No total, 298 municípios tiveram pelo menos 1% do território afetado pelos eventos extremos dos últimos dois meses. Destes, 73 municípios tiveram mais de 10% do território atingido, sendo 34 com mais de 20%. Nos casos de Nova Santa Rita e Canoas, ambos na Região Metropolitana de Porto Alegre, mais da metade do território foi atingido: 52,5% e 50,1%, respectivamente. Os dados detalhados da extensão por município, tipo de cobertura e uso da terra estão disponíveis no site do MapBiomas, incluindo a planilha de estatísticas e um toolkit de visualização, consulta e download dos mapas desenvolvido para apoiar gestores, técnicos e profissionais que estão trabalhando na emergência.
Ao todo, a área atingida por movimentos de massa – deslizamentos de terra, enxurradas, inundações e alagamentos – nos últimos dois meses foi estimada em 15.778 km2 – o equivalente a 5,6% dos 281.748 km2 de extensão do estado. “As imagens de satélite podem fornecer informações valiosas para avaliação e tomada de decisão com relação às áreas atingidas, e definição de ações em vários horizontes de prazo. Elas captam
informações sobre as características dos alvos na superfície da Terra”, destaca a nota técnica de 25 páginas, elaborada com a participação de 12 pesquisadores do MapBiomas.
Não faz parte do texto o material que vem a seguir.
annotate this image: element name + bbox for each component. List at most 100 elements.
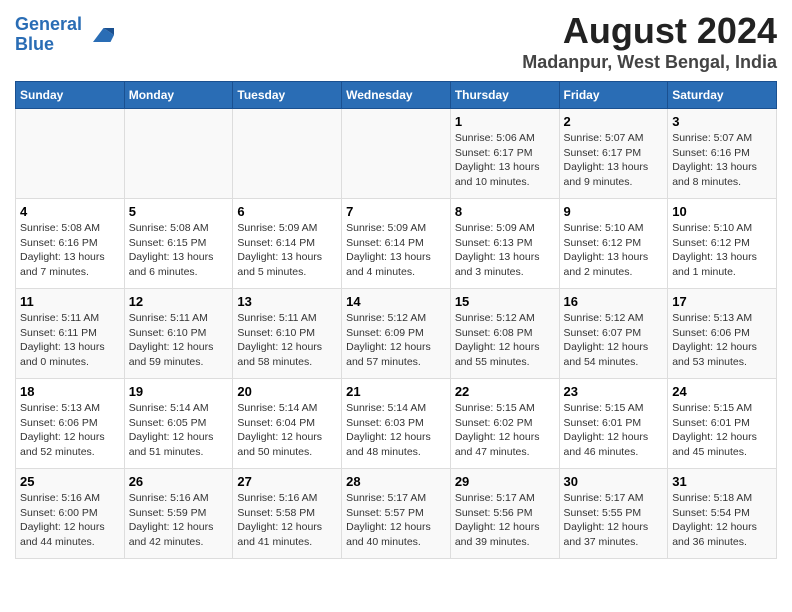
calendar-cell: 25 Sunrise: 5:16 AM Sunset: 6:00 PM Dayli… (16, 469, 125, 559)
day-info: Sunrise: 5:11 AM Sunset: 6:11 PM Dayligh… (20, 311, 120, 370)
day-number: 28 (346, 474, 446, 489)
day-info: Sunrise: 5:12 AM Sunset: 6:09 PM Dayligh… (346, 311, 446, 370)
day-info: Sunrise: 5:16 AM Sunset: 5:58 PM Dayligh… (237, 491, 337, 550)
column-header-sunday: Sunday (16, 82, 125, 109)
day-number: 21 (346, 384, 446, 399)
day-info: Sunrise: 5:11 AM Sunset: 6:10 PM Dayligh… (129, 311, 229, 370)
calendar-cell: 20 Sunrise: 5:14 AM Sunset: 6:04 PM Dayli… (233, 379, 342, 469)
day-number: 30 (564, 474, 664, 489)
day-info: Sunrise: 5:08 AM Sunset: 6:16 PM Dayligh… (20, 221, 120, 280)
calendar-cell: 10 Sunrise: 5:10 AM Sunset: 6:12 PM Dayli… (668, 199, 777, 289)
day-info: Sunrise: 5:11 AM Sunset: 6:10 PM Dayligh… (237, 311, 337, 370)
calendar-cell: 21 Sunrise: 5:14 AM Sunset: 6:03 PM Dayli… (342, 379, 451, 469)
calendar-cell (342, 109, 451, 199)
day-number: 12 (129, 294, 229, 309)
day-info: Sunrise: 5:17 AM Sunset: 5:57 PM Dayligh… (346, 491, 446, 550)
column-header-tuesday: Tuesday (233, 82, 342, 109)
day-number: 19 (129, 384, 229, 399)
calendar-cell: 30Sunrise: 5:17 AM Sunset: 5:55 PM Dayli… (559, 469, 668, 559)
calendar-cell: 14 Sunrise: 5:12 AM Sunset: 6:09 PM Dayli… (342, 289, 451, 379)
day-info: Sunrise: 5:09 AM Sunset: 6:14 PM Dayligh… (346, 221, 446, 280)
day-info: Sunrise: 5:10 AM Sunset: 6:12 PM Dayligh… (672, 221, 772, 280)
page-header: General Blue August 2024 Madanpur, West … (15, 10, 777, 73)
calendar-cell: 15Sunrise: 5:12 AM Sunset: 6:08 PM Dayli… (450, 289, 559, 379)
calendar-cell: 4 Sunrise: 5:08 AM Sunset: 6:16 PM Daylig… (16, 199, 125, 289)
column-header-thursday: Thursday (450, 82, 559, 109)
day-info: Sunrise: 5:17 AM Sunset: 5:56 PM Dayligh… (455, 491, 555, 550)
calendar-cell: 29Sunrise: 5:17 AM Sunset: 5:56 PM Dayli… (450, 469, 559, 559)
week-row-1: 1 Sunrise: 5:06 AM Sunset: 6:17 PM Daylig… (16, 109, 777, 199)
day-info: Sunrise: 5:14 AM Sunset: 6:05 PM Dayligh… (129, 401, 229, 460)
day-info: Sunrise: 5:15 AM Sunset: 6:02 PM Dayligh… (455, 401, 555, 460)
day-number: 6 (237, 204, 337, 219)
calendar-cell: 28 Sunrise: 5:17 AM Sunset: 5:57 PM Dayli… (342, 469, 451, 559)
calendar-cell: 24Sunrise: 5:15 AM Sunset: 6:01 PM Dayli… (668, 379, 777, 469)
day-number: 13 (237, 294, 337, 309)
calendar-cell: 17 Sunrise: 5:13 AM Sunset: 6:06 PM Dayli… (668, 289, 777, 379)
day-info: Sunrise: 5:06 AM Sunset: 6:17 PM Dayligh… (455, 131, 555, 190)
day-number: 22 (455, 384, 555, 399)
day-number: 14 (346, 294, 446, 309)
calendar-header-row: SundayMondayTuesdayWednesdayThursdayFrid… (16, 82, 777, 109)
day-number: 25 (20, 474, 120, 489)
day-number: 23 (564, 384, 664, 399)
day-number: 4 (20, 204, 120, 219)
day-info: Sunrise: 5:15 AM Sunset: 6:01 PM Dayligh… (564, 401, 664, 460)
calendar-cell: 26 Sunrise: 5:16 AM Sunset: 5:59 PM Dayli… (124, 469, 233, 559)
calendar-cell: 6 Sunrise: 5:09 AM Sunset: 6:14 PM Daylig… (233, 199, 342, 289)
day-number: 17 (672, 294, 772, 309)
column-header-monday: Monday (124, 82, 233, 109)
day-info: Sunrise: 5:12 AM Sunset: 6:07 PM Dayligh… (564, 311, 664, 370)
calendar-cell: 1 Sunrise: 5:06 AM Sunset: 6:17 PM Daylig… (450, 109, 559, 199)
day-info: Sunrise: 5:16 AM Sunset: 6:00 PM Dayligh… (20, 491, 120, 550)
calendar-cell (16, 109, 125, 199)
day-number: 16 (564, 294, 664, 309)
day-info: Sunrise: 5:07 AM Sunset: 6:17 PM Dayligh… (564, 131, 664, 190)
calendar-cell: 7 Sunrise: 5:09 AM Sunset: 6:14 PM Daylig… (342, 199, 451, 289)
day-number: 24 (672, 384, 772, 399)
column-header-wednesday: Wednesday (342, 82, 451, 109)
day-info: Sunrise: 5:13 AM Sunset: 6:06 PM Dayligh… (20, 401, 120, 460)
calendar-cell: 31Sunrise: 5:18 AM Sunset: 5:54 PM Dayli… (668, 469, 777, 559)
day-number: 8 (455, 204, 555, 219)
calendar-cell: 8 Sunrise: 5:09 AM Sunset: 6:13 PM Daylig… (450, 199, 559, 289)
day-number: 7 (346, 204, 446, 219)
calendar-cell (124, 109, 233, 199)
calendar-cell: 27Sunrise: 5:16 AM Sunset: 5:58 PM Dayli… (233, 469, 342, 559)
day-info: Sunrise: 5:09 AM Sunset: 6:13 PM Dayligh… (455, 221, 555, 280)
day-info: Sunrise: 5:07 AM Sunset: 6:16 PM Dayligh… (672, 131, 772, 190)
day-info: Sunrise: 5:14 AM Sunset: 6:03 PM Dayligh… (346, 401, 446, 460)
day-number: 9 (564, 204, 664, 219)
logo-text: General Blue (15, 15, 82, 55)
title-area: August 2024 Madanpur, West Bengal, India (522, 10, 777, 73)
week-row-2: 4 Sunrise: 5:08 AM Sunset: 6:16 PM Daylig… (16, 199, 777, 289)
day-number: 2 (564, 114, 664, 129)
calendar-cell: 2 Sunrise: 5:07 AM Sunset: 6:17 PM Daylig… (559, 109, 668, 199)
day-info: Sunrise: 5:13 AM Sunset: 6:06 PM Dayligh… (672, 311, 772, 370)
day-number: 18 (20, 384, 120, 399)
day-number: 1 (455, 114, 555, 129)
logo-icon (86, 21, 114, 49)
subtitle: Madanpur, West Bengal, India (522, 52, 777, 73)
main-title: August 2024 (522, 10, 777, 52)
day-number: 26 (129, 474, 229, 489)
day-info: Sunrise: 5:16 AM Sunset: 5:59 PM Dayligh… (129, 491, 229, 550)
day-info: Sunrise: 5:10 AM Sunset: 6:12 PM Dayligh… (564, 221, 664, 280)
week-row-4: 18 Sunrise: 5:13 AM Sunset: 6:06 PM Dayli… (16, 379, 777, 469)
calendar-cell: 19 Sunrise: 5:14 AM Sunset: 6:05 PM Dayli… (124, 379, 233, 469)
day-info: Sunrise: 5:09 AM Sunset: 6:14 PM Dayligh… (237, 221, 337, 280)
day-info: Sunrise: 5:08 AM Sunset: 6:15 PM Dayligh… (129, 221, 229, 280)
calendar-table: SundayMondayTuesdayWednesdayThursdayFrid… (15, 81, 777, 559)
day-number: 10 (672, 204, 772, 219)
calendar-cell: 23 Sunrise: 5:15 AM Sunset: 6:01 PM Dayli… (559, 379, 668, 469)
week-row-3: 11Sunrise: 5:11 AM Sunset: 6:11 PM Dayli… (16, 289, 777, 379)
calendar-cell: 12 Sunrise: 5:11 AM Sunset: 6:10 PM Dayli… (124, 289, 233, 379)
week-row-5: 25 Sunrise: 5:16 AM Sunset: 6:00 PM Dayli… (16, 469, 777, 559)
day-info: Sunrise: 5:14 AM Sunset: 6:04 PM Dayligh… (237, 401, 337, 460)
day-number: 3 (672, 114, 772, 129)
day-number: 20 (237, 384, 337, 399)
calendar-cell: 13 Sunrise: 5:11 AM Sunset: 6:10 PM Dayli… (233, 289, 342, 379)
day-number: 15 (455, 294, 555, 309)
calendar-body: 1 Sunrise: 5:06 AM Sunset: 6:17 PM Daylig… (16, 109, 777, 559)
calendar-cell: 5Sunrise: 5:08 AM Sunset: 6:15 PM Daylig… (124, 199, 233, 289)
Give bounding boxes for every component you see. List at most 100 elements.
De acordo com levantamento da Emater/RS, mais de 206 mil propriedades rurais foram afetadas no Rio Grande do Sul, com perdas na produção e na infraestrutura. Foram prejudicados 48.674 produtores de grãos, grande parte de milho e soja. A maior perda ocorreu na produção da soja, com 2,71 milhões de toneladas perdidas. a horticultura e a fruticultura, em especial nas regiões do Vale do Taquari e da Serra. As perdas de animais afetaram de forma significativa 3.711 criadores gaúchos. O maior número de animais mortos foi de aves, totalizando 1 milhão de indivíduos adultos. Também houve perdas substanciais de bovinos de corte e de leite, suínos, peixes e abelhas.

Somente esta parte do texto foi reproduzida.